C’est aussi l’histoire d’un État qui a tenté de contrôler qui avait le droit de protéger ses communications.
Au début des années 1990, les États-Unis considèrent encore la cryptographie forte comme une technologie sensible, proche du régime juridique des munitions.
Publier ou diffuser un logiciel de chiffrement peut alors être interprété comme une exportation illégale.
Phil Zimmermann, créateur de PGP, en fait directement l’expérience.
Après la diffusion mondiale de PGP sur Internet, il devient la cible d’une enquête pénale fédérale. Pendant plusieurs années, il vit avec la possibilité d’être poursuivi pour avoir mis entre les mains du public un outil permettant de chiffrer des e-mails.
Son cas n’est pas isolé.
Le chercheur Daniel Bernstein doit lui aussi affronter l’État américain pour pouvoir publier un algorithme de chiffrement et son code source. Cette affaire deviendra centrale dans la reconnaissance du code comme forme d’expression protégée.
La pression ne passe pas seulement par les tribunaux.
Elle passe aussi par les douanes, les interrogatoires, les restrictions d’exportation, les menaces administratives, les contraintes imposées aux éditeurs de logiciels et la tentative de pousser des architectures de chiffrement avec accès gouvernemental intégré.
C’est tout l’enjeu du Clipper Chip, promu par l’administration américaine en 1993 : proposer du chiffrement, mais avec un mécanisme de dépôt de clés permettant aux autorités d’accéder aux communications.
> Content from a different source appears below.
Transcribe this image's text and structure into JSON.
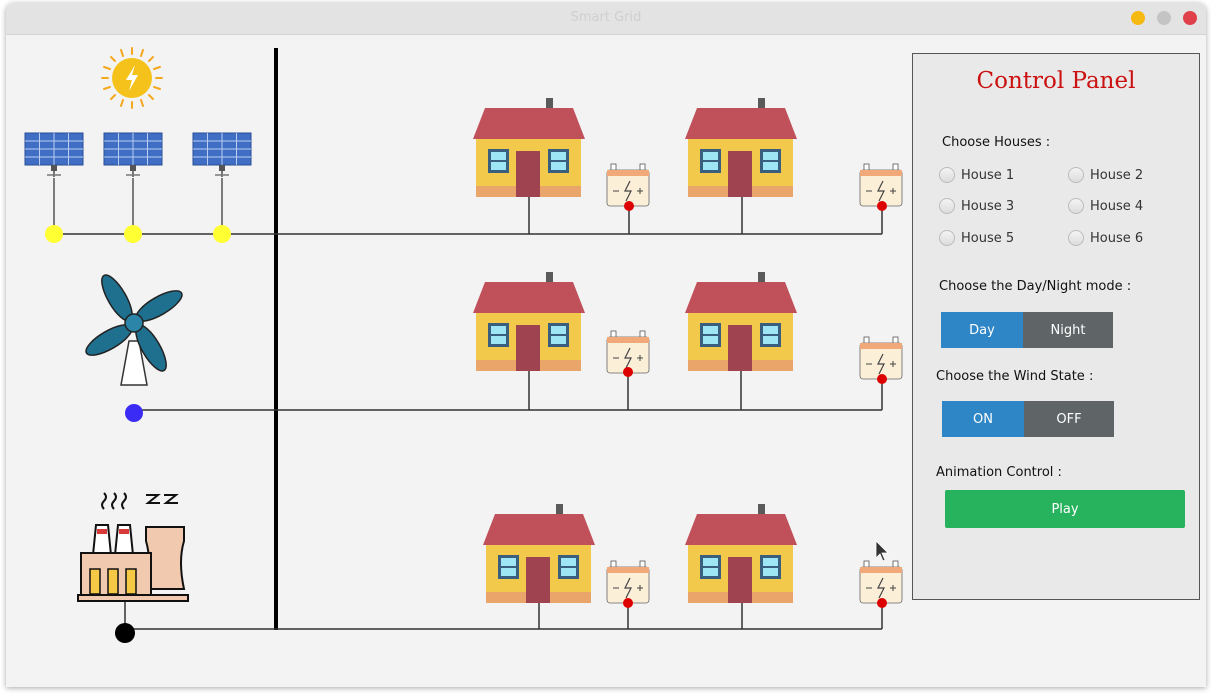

La bataille de PGP révèle donc une tension fondamentale : la sécurité des citoyens doit-elle dépendre d’une autorisation de l’État ?
Pour contourner cette logique, le code source de PGP sera même publié dans un livre. Un fichier pouvait être suspect. Un livre relevait plus clairement de la liberté d’expression. Même code, même savoir, mais deux traitements politiques différents.
Ce paradoxe résume une époque. Et il éclaire encore la nôtre.
Chaque débat contemporain sur le chiffrement, les portes dérobées, l’accès légal, les messageries sécurisées ou l’identité numérique rejoue une partie de cette histoire.
PGP a montré qu’un logiciel pouvait devenir un acte civique.
Il a montré qu’un protocole pouvait protéger des personnes.
Et il a rappelé une vérité toujours actuelle : lorsqu’un État veut affaiblir le chiffrement au nom de la sécurité, il affaiblit aussi la sécurité de ceux qui en ont le plus besoin.
Les Etats espionnent, les Etats font les guerres, les Etats financent les principales attaques en ligne. Les Etats sont en grande partie mafieux, le numérique permet un contre pouvoir.